Q: What is the status of efforts to have the FAA and EASA change the statement below, which the agencies first sent to ARSA in an April 14 letter and then reiterated both in Notice 8900.360 and the newly-released MAG Change 6. This will affect the whole industry in a huge way if they leave it status quo.
NOTE: New parts that were received into inventory prior to Oct. 1, 2016 must, at a minimum, have a document or statement (containing the same technical information as an FAA Form 8130-3) issued by the PAH or supplier with direct ship authority. These parts in inventory, documented with the required information, will be grandfathered and remain suitable for installation into EU articles, provided the certification/release date of these parts is prior to Oct. 1, 2016. (emphasis added)
A: On June 17, ARSA joined representatives from the aviation maintenance community at a meeting with the FAA, EASA and ANAC. (Transport Canada Civil Aviation was invited but did not attend.) This was the first annual Maintenance Management Team (MMT) meeting modeled after the Certification Management Team (CMT) formed several years ago to address international certification issues.
During the discussion, industry coalition members requested the FAA and EASA remove the “NOTE” from their April 14th letter to ARSA (and later included in Notice 8900.360 and MAG Change 6) requiring that parts in inventory prior to Oct. 1 be accompanied by a document containing the same technical information as FAA Form 8130-3. Unfortunately, agency representatives indicated this requirement will not change.
For new parts in inventory prior to Oct. 1, a dated certificate of conformance or similar document from the production approval holder (or its supplier with direct ship authority) should be sufficient to comply with this requirement.
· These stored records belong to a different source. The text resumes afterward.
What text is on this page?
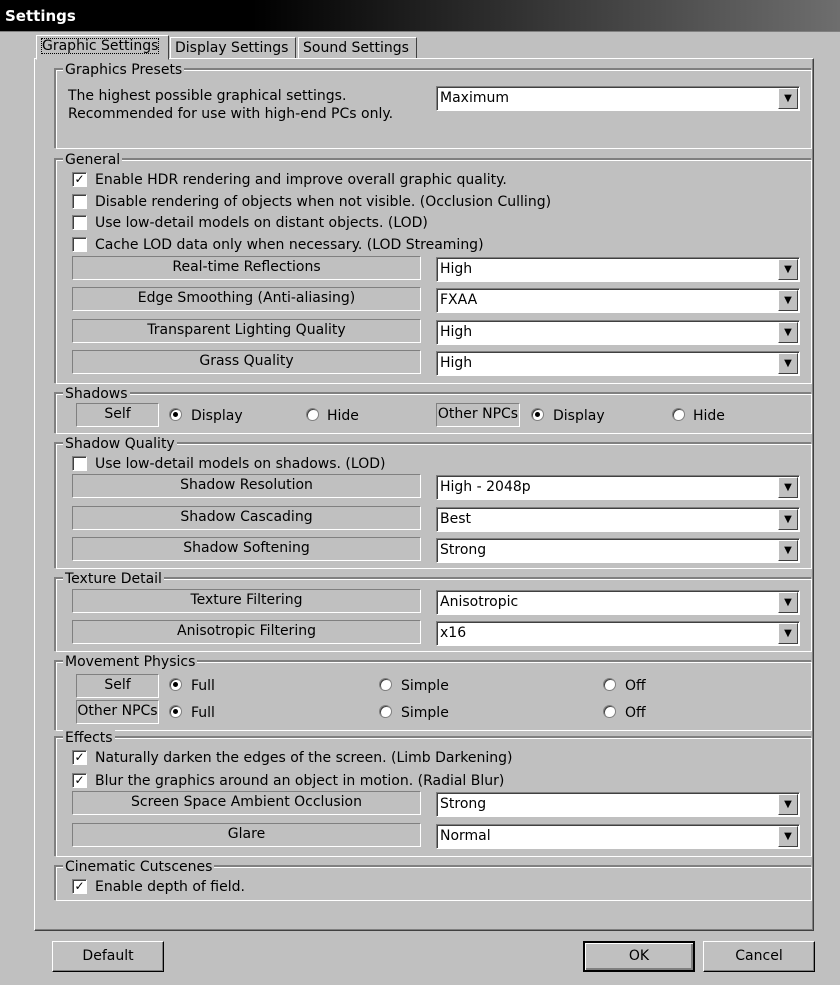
Settings
Graphic Settings	Display Settings	Sound Settings
Graphics Presets
The highest possible graphical settings.
Recommended for use with high-end PCs only.
Maximum	▼
General
✓ Enable HDR rendering and improve overall graphic quality.
Disable rendering of objects when not visible. (Occlusion Culling)
Use low-detail models on distant objects. (LOD)
Cache LOD data only when necessary. (LOD Streaming)
Real-time Reflections	High	▼
Edge Smoothing (Anti-aliasing)	FXAA	▼
Transparent Lighting Quality	High	▼
Grass Quality	High	▼
Shadows
Self	Display	Hide	Other NPCs Display	Hide
Shadow Quality
Use low-detail models on shadows. (LOD)
Shadow Resolution	High - 2048p	▼
Shadow Cascading	Best	▼
Shadow Softening	Strong	▼
Texture Detail
Texture Filtering	Anisotropic	▼
Anisotropic Filtering	x16	▼
Movement Physics
Self	Full	Simple	Off
Other NPCs Full	Simple	Off
Effects
✓ Naturally darken the edges of the screen. (Limb Darkening)
✓ Blur the graphics around an object in motion. (Radial Blur)
Screen Space Ambient Occlusion	Strong	▼
Glare	Normal	▼
Cinematic Cutscenes
✓ Enable depth of field.
Default	OK	Cancel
As for the meaning of the phrase “same technical information as on Form 8130-3,” FAA and EASA representatives advised that they are looking for the part name, serial number (if applicable) and nomenclature.
With regard to new parts for which you don’t have the required documentation (either the grandfathered parts per the above Note or those released by the PAH on and after Oct. 1), the agencies agreed during the June 17th meeting to allow a repair station to perform an inspection in accordance with criteria that it develops and approve the article for return to service with a right side signature on the 8130-3. This is an administrative burden but it provides a safety valve for qualifying a part for use in a repair subject to the MAG. (On a related matter and in accordance with the FAA’s letter to ARSA dated August 25, 2015, repair stations that hold an appropriate rating for the top assembly being maintained are also rated to perform maintenance on sub-articles [i.e., piece parts] associated with that top assembly.)
These agreements will be formalized by their inclusion in the June 17 joint agency-industry meeting minutes. Industry representatives have prepared draft minutes which have been sent to agency representatives for comment and eventual adoption.